Sem gol qualificado, os times ficam morrendo de medo da derrota, se fecham e levam para os pênaltis. Com ele, o time PRECISA do gol!
Porque o gol qualificado introduz uma dinâmica única no futebol: um gol pode transformar derrota em vitória.

Normalmente, gols podem, no máximo, transformar derrota em empate ou empate em vitória. Essa regra — e só ela — é capaz de criar momentos verdadeiramente único.
No basquete, por exemplo, há diferentes pontuações, então um time que está perdendo por 2 pontos pode fazer uma cesta de dentro do garrafão para empatar ou de fora para virar. E essa dinâmica deixa o fim do jogo absolutamente eletrizante!
Você reconheceu a foto no primeiro tweet deste fio?

Foi o gol de Iniesta, aos 48' do segundo tempo, em Stamford Bridge, que colocou o Barcelona na final da Champions League 2008-09.
Não é exagero dizer que aquele momento foi fundamental para a formação do maior time do século, o time que mudou os rumos do futebol.

E só foi tão mágico por causa do gol qualificado.
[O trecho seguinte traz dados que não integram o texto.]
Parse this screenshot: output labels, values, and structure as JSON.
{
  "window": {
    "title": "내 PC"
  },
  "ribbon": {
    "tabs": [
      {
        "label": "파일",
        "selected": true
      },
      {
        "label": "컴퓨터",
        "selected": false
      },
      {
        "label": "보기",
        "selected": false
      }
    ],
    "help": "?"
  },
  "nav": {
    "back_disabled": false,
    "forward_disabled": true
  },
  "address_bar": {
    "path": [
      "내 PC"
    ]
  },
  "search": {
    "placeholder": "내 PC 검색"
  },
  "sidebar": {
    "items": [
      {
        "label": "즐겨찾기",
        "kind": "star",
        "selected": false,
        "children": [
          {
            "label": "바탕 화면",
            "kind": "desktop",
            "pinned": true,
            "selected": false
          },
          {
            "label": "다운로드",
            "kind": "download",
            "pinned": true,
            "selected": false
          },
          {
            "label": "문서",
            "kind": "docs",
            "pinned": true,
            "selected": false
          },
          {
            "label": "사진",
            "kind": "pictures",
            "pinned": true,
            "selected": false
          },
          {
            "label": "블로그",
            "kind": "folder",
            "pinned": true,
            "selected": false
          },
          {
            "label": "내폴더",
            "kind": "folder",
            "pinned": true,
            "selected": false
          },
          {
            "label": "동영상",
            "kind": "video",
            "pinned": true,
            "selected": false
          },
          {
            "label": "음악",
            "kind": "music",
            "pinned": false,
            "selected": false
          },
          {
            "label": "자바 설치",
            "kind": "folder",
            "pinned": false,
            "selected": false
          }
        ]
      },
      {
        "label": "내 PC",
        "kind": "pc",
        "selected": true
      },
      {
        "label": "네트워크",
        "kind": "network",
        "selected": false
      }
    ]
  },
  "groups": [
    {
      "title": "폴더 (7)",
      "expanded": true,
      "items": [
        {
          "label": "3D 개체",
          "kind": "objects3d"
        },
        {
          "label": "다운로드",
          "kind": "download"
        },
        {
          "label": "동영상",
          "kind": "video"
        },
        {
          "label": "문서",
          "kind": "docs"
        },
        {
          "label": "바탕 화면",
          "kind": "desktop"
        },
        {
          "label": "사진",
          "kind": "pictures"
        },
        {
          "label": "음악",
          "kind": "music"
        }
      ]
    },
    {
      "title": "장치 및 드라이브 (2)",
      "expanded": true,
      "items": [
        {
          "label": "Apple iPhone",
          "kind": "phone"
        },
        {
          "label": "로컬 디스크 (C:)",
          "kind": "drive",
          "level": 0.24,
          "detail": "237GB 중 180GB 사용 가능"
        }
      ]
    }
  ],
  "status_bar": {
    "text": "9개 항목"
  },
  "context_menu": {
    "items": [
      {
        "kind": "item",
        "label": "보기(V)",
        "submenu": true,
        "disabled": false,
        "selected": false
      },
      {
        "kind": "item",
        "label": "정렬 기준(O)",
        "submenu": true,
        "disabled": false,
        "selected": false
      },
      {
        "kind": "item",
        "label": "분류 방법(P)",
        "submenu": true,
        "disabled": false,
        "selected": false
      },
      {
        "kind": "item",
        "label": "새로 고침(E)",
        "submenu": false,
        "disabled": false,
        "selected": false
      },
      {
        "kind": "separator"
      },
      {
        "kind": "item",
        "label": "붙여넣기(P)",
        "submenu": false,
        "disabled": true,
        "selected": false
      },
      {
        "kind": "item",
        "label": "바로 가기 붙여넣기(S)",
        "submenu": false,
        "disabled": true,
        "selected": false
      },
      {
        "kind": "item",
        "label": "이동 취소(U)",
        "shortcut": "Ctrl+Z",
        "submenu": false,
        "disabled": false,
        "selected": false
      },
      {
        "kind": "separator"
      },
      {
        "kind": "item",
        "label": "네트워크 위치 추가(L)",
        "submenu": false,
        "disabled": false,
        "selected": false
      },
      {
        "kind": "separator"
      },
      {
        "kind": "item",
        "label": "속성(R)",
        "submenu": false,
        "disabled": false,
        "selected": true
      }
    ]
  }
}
Sem ele, levaria o jogo para uma (chata) prorrogação e uma (provável) disputa de pênaltis.
Como não lembrar da icônica foto que mostra os holandeses do Ajax desabando ao chão, vendo seu sonho continental ser esmagado pelo hat-trick de Lucas Moura?

Gol fora. Se não fosse por isso, teríamos mais uma prorrogação.
Por causa de um golzinho fora, o Barcelona não pôde sentar na vantagem de 5x1 sobre o PSG no Camp Nou, que levaria o jogo para a prorrogação — e certamente agradaria os fraceses àquela altura.

O Barça foi obrigado a buscar o sexto gol. Afinal, não havia mais empate.
Pergunte a qualquer torcedor do Fluminense: qual foi o momento mais marcante da Libertadores 2008?

É bem provável que a resposta seja o gol de Washington nos acréscimos contra o São Paulo — que estava se classificando pelo gol fora e viu o sonho ruir com uma bola.
E você, rubro-negro? Eu duvido que sua alma tenha permanecido no corpo quando Elias chutou contra o poderoso Cruzeiro de 2013.

Aquela explosão se deve toda a um gol — e um golzinho bizarro — fora!
O futebol é sobre isso aí. É sobre momentos, histórias. É sobre o que a gente viveu.

O gol qualificado não é uma regra perfeita — e realmente parece esquisita hoje em dia. Mas ela cumpre um papel muito importante, que nada a tem a ver com "vantagem" de jogar aqui ou ali.
Se a alternativa fosse algo obviamente mais justo, concretamente mais coerente e objetivamente melhor para o jogo, eu seria absolutamente a favor. Mas não...

Portanto, ainda fico com o gol fora! Descanse em paz! Nunca te esquecerei!